The world building and its effect is terrific. The concept of parallel reality of two cities most likely draws some inspiration from Schrödinger, because at one place at the ending scene, where the killer was identified, the author writes,
“He walked with equipoise, possibly in either city. Schrödinger’s pedestrian”
The way this book is written goes beyond the usual SFF. The use of “Un”, a primarily negative word, as a necessity of existence is remarkable. (He has also written an Un-Lun-dun, which is set in London, though I have not read that). If I use the “Un” to speak about this book, it’s like – only when we unhinge ourselves and undo our past perspectives, and unclose our minds, unleash our imaginations that we can uncomplicate this book; without this, the book is complicated , and bewildering.

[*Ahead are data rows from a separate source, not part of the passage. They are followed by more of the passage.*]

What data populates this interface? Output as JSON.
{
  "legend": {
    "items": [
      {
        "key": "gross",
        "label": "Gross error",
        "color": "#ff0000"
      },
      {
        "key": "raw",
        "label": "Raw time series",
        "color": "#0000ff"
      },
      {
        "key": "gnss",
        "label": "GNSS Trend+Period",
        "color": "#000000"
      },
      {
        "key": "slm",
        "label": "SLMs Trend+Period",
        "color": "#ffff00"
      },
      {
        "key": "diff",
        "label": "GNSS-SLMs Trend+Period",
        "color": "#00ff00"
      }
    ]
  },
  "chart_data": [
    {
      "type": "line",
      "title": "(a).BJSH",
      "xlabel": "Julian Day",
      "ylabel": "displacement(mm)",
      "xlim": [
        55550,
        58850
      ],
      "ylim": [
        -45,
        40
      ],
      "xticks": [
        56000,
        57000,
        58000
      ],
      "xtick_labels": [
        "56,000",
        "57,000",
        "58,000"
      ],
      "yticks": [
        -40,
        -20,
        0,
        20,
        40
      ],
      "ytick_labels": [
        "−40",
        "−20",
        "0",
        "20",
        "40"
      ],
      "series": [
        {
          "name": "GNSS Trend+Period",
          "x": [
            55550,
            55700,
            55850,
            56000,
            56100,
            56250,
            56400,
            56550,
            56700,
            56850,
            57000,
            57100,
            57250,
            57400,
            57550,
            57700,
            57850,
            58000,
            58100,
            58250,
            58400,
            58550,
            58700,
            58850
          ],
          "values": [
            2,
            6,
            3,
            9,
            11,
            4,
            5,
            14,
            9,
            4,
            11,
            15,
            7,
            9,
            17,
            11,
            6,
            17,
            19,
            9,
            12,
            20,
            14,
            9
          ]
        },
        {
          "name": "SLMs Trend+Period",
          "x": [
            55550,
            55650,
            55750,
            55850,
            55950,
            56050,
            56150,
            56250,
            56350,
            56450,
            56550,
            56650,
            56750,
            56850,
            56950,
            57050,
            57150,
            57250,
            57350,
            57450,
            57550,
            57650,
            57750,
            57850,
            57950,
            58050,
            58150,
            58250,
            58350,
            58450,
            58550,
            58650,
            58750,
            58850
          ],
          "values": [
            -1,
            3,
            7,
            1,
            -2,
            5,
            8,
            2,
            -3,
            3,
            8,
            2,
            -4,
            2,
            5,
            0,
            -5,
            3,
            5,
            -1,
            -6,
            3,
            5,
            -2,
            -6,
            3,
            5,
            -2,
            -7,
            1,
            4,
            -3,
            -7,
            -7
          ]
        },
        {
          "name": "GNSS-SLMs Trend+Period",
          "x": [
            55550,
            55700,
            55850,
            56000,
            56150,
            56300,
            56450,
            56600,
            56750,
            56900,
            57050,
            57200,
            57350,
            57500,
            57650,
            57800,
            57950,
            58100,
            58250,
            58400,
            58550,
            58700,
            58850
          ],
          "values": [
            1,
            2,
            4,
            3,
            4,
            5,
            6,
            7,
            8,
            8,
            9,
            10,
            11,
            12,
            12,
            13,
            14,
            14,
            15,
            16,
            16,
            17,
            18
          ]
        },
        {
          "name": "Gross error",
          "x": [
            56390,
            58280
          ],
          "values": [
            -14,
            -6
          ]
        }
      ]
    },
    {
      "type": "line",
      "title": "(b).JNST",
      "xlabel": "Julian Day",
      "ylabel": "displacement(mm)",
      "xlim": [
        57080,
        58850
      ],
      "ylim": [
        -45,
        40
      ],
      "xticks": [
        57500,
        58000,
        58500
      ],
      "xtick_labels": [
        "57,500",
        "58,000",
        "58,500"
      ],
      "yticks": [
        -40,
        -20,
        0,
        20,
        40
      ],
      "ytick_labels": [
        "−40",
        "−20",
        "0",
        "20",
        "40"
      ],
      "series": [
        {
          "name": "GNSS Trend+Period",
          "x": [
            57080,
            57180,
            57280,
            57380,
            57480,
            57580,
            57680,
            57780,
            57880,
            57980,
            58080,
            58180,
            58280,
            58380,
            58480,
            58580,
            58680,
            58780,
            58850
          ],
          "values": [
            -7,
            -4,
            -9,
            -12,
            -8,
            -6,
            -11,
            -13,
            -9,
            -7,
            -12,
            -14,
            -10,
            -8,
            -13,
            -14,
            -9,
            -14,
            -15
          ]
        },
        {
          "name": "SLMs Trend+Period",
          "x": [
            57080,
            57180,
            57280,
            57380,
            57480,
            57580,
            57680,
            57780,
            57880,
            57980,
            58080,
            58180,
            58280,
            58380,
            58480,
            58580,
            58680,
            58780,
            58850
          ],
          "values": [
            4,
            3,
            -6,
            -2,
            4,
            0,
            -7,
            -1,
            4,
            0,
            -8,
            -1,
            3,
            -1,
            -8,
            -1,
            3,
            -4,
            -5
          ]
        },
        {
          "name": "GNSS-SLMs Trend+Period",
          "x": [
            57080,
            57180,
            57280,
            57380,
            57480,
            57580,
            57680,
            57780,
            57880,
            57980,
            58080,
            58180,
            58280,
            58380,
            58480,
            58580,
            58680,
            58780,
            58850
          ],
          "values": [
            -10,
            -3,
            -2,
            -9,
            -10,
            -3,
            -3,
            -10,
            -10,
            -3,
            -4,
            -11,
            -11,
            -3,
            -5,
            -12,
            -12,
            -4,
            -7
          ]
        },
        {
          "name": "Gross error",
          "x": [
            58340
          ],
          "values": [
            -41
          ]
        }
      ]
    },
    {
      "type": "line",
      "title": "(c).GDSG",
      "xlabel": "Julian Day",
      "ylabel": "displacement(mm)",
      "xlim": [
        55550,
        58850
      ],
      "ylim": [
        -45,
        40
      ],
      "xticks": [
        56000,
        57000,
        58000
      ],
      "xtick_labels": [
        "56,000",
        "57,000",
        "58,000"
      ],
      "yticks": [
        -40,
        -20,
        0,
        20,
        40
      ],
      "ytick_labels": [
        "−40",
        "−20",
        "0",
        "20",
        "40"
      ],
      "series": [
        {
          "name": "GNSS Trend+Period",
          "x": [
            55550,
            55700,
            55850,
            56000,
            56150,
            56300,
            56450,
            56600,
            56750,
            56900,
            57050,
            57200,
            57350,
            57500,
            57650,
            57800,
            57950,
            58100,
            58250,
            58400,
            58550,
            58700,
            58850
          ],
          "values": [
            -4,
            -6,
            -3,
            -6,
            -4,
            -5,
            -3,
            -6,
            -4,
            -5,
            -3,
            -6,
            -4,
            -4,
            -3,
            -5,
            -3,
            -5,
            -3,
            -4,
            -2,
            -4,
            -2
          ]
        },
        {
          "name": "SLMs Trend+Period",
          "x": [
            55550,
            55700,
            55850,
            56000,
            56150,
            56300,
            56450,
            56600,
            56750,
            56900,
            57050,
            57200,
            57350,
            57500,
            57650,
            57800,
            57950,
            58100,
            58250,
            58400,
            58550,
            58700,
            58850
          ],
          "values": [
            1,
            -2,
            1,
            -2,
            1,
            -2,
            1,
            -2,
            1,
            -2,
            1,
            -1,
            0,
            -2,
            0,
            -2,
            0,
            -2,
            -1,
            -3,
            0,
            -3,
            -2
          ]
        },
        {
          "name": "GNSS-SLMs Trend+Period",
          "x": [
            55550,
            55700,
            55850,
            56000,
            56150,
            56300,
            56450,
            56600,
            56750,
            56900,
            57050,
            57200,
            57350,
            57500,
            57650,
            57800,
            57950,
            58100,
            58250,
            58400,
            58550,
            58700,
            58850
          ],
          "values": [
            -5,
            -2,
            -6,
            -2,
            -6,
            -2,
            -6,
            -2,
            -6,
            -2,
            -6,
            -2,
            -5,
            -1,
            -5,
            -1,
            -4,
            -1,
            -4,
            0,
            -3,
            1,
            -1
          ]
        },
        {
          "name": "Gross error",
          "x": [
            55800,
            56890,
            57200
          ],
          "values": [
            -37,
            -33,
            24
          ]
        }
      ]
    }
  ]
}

There is an aspect that I felt reading this book – people in general are highly compliant to rules and authority, whatever be the political structure. An invisible “fear” in the people shouts itself loud in the book – from an authority that is invisible, but considered highly effective, and people in general do not raise their voice together / in organized way against authority that is clearly hindering their basic human rights to see, hear and move. And this becomes a habit of compliance over a period of time. Not that this is any limitation of the book, but the world building lends to such a suggestion at an unspoken / subconscious level. An aspect that I think did not exist in the book was – the emotional aspect of separation. While the twin cities is about separation with detailed structures of administration, the book did not suggest situations of separation of families or people living in the two cities, even while alleged connection between political groups are suggested. Maybe, this is asking too much from the book.
The story itself is wonderfully presented, and no loose ends left untied. The book is a pleasure to read. The book sets the fast pace, in the form of urgency and resolving the mystery from the very initial pages. Even in our daily life if we see a few police vehicles and few people standing at a place early in morning, our curiosity comes to fore – why they are standing? what happened? The book brings forth that feeling and sets the stage for the fast pacing from the very first page. The twists and turns are equally surprising.
I recently came to know that BBC2 is beaming serial based on this book, and that got me very excited – the way the serial might have portrayed the twin cities and the events. But alas, it is only for viewers in UK, and cannot be accessed from outside UK.
Reading this book is an exhilarating experience. It’s an incredibly wonderful masterpiece.